In some cases, the time-to-solution — the time to develop a solution plus the computational time necessary to yield results — can be abbreviated by simply applying more hardware. If a working application exists, but doesn’t run fast enough, adding more memory, processors, bandwidth, and more, singly or in combination, can readily lead palpable improvements.

But in other cases, when an application doesn’t yet exist, a time-to-solution can be hard to predict. Moreover, it’s particularly onerous to assess the difficulty of developing a high-performance computing (HPC) application. Clearly, though, simpler is better in software development. Given better tools, powerful abstractions, and more time to focus on the problem at-hand, solutions can be created more quickly and efficiently. Indeed, and is its named implies, facilitating the application of high-performance computing to more of the sciences is the goal of the High Productivity Computing Systems project.

HPCS is a small project by government standards — only $100 million — but the program is proving to be a huge catalyst for change in parallel computing. Ultimately, HPCS hopes to create standards for high-performance computing that ease the transfer of knowledge, code, and practices between all United States government and national security supercomputers. To that end, HPCS is already closely examing and positively influencing how high-performance computers are built, deployed, maintained, and programmed.

For instance, novel hardware designs under consideration — such as Sun Microsystems’s Proximity Communications specification, which links neighboring CPU’s without the use of wires — would reduce latency and minimize system footprints. Novel candidate software designs, especially expressive parallel programming languages, would allow codes to be readily ported and tuned to new hardware platforms. The software designs are also intended to be more robust: program failures should not destroy intermediate results and should not impact other applications running concurrently on the same system. Of course, the new programming languages should also boost programmer and scientist productivity: make interprocess communication easier or make it invisible, and failing that, at least making interprocess communication more intuitive to use.

The Chapel and the Fortress

Historically, parallel programs solve problems by splintering data into subsets and sending each subset to a remote CPU for processing. But this is a somewhat fractured and artificial approach, beholden to the structure of the supercomputer and the (limited) capabilities of the programming system. It’s processor-centric.

In contrast, the languages being researched by HPCS subscribe to a holistic view of the problem. For example, MPI programs often include statements that divide the number of elements in the problem by the number of processors in the system to control how much work each processor performs. However, a program written in an HPCS language merely defines the total size of the data and the operation to perform — the rest is carried out in parallel automatically.

HPCS is currently considering the merits of at least three specialized parallel programming languages: Cray Computer’s Chapel, IBM’s X10, and Sun Microsystems’s Fortress. (See http://www.ahpcrc.org/conferences/PGAS/ for papers on each language.) All three languages aim to make the programmer more productive, and it’s likely that the best features of each language will be merged into the language that HPCS creates.
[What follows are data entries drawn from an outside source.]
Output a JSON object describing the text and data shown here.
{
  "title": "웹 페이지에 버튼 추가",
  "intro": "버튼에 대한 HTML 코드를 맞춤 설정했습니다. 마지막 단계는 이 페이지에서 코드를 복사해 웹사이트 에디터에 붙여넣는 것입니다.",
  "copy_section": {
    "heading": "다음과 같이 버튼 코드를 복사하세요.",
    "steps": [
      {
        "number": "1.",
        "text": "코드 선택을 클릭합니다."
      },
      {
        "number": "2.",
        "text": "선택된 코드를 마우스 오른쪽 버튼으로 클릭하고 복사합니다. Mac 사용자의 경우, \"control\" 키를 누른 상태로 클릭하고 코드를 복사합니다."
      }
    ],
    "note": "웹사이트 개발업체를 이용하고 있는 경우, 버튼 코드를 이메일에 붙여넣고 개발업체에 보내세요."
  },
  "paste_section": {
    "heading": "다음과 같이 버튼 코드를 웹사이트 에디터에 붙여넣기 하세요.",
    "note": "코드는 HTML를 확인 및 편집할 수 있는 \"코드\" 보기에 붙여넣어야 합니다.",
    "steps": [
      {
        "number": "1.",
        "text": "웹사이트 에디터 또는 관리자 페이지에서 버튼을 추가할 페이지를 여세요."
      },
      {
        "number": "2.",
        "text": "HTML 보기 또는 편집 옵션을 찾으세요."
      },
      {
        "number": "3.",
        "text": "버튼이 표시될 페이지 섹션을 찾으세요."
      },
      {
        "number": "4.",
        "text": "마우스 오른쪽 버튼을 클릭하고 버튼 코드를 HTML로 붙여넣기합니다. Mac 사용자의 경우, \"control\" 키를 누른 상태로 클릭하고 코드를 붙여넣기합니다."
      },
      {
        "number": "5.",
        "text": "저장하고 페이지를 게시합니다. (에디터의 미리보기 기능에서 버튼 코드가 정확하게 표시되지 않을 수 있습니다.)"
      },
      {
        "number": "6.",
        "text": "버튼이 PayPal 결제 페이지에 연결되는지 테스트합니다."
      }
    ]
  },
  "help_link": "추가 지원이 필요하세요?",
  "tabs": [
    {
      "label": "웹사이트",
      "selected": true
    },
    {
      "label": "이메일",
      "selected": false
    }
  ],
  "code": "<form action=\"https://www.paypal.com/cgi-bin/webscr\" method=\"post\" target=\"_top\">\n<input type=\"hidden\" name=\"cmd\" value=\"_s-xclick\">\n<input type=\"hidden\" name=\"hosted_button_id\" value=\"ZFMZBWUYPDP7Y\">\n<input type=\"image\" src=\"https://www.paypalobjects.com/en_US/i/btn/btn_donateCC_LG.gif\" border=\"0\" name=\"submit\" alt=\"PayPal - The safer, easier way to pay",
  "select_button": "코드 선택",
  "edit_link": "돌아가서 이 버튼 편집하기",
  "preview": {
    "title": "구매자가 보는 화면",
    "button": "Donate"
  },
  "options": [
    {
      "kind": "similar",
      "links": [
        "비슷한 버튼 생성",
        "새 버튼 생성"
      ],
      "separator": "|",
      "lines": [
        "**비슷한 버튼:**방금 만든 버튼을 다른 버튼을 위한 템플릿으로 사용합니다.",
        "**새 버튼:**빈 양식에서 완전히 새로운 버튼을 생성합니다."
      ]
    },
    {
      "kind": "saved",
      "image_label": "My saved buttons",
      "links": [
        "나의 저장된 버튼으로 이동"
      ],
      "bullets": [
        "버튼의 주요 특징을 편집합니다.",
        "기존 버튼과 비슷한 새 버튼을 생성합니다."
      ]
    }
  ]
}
All three languages have very compact syntax for data parallelism, task parallelism, and atomic blocks. For data parallelism, each language provides a keyword to denote that a loop should be run in parallel (or in Sun’s case, because it defaults to parallel loops, a keyword makes the loop run serially). Task parallelism is also accomplished via a simple keyword: collect the statements that can run in parallel, put them in a code block, and specify a single keyword. Atomic blocks work in a similar fashion to task parallelism: put the code in a block and label it as atomic.

The three languages also provide several interesting abstractions to try to control data locality, which is extremely important to performance. If a processor is performing a computation with remote data, the latency to fetch or push data is likely to be many orders of magnitude greater than the time to perform the computation. Therefore, all three of the languages allow a programmer to organize the data (and the computation).

All three languages make communication between nodes easier. All do away with the double-sided communication required by MPI. Furthermore, memory is globally addressable, allowing remote memory to be directly referenced.

Unified Parallel C

But there’s still a while before HPCS releases its standard language. In the meantime, there are several variations of well-known programming languages that have been tweaked specifically for parallel computing. A short list includes Unified Parallel C (UPC), Co-Array Fortran (CAF, http://www.co-array.org/), the Java-based Titanium (http://titanium.cs.berkeley.edu/papers.html), Matlab*P (http://interactivesupercomputing.com/) and pMatlab (http://www.astro.princeton.edu/~jvkepner/)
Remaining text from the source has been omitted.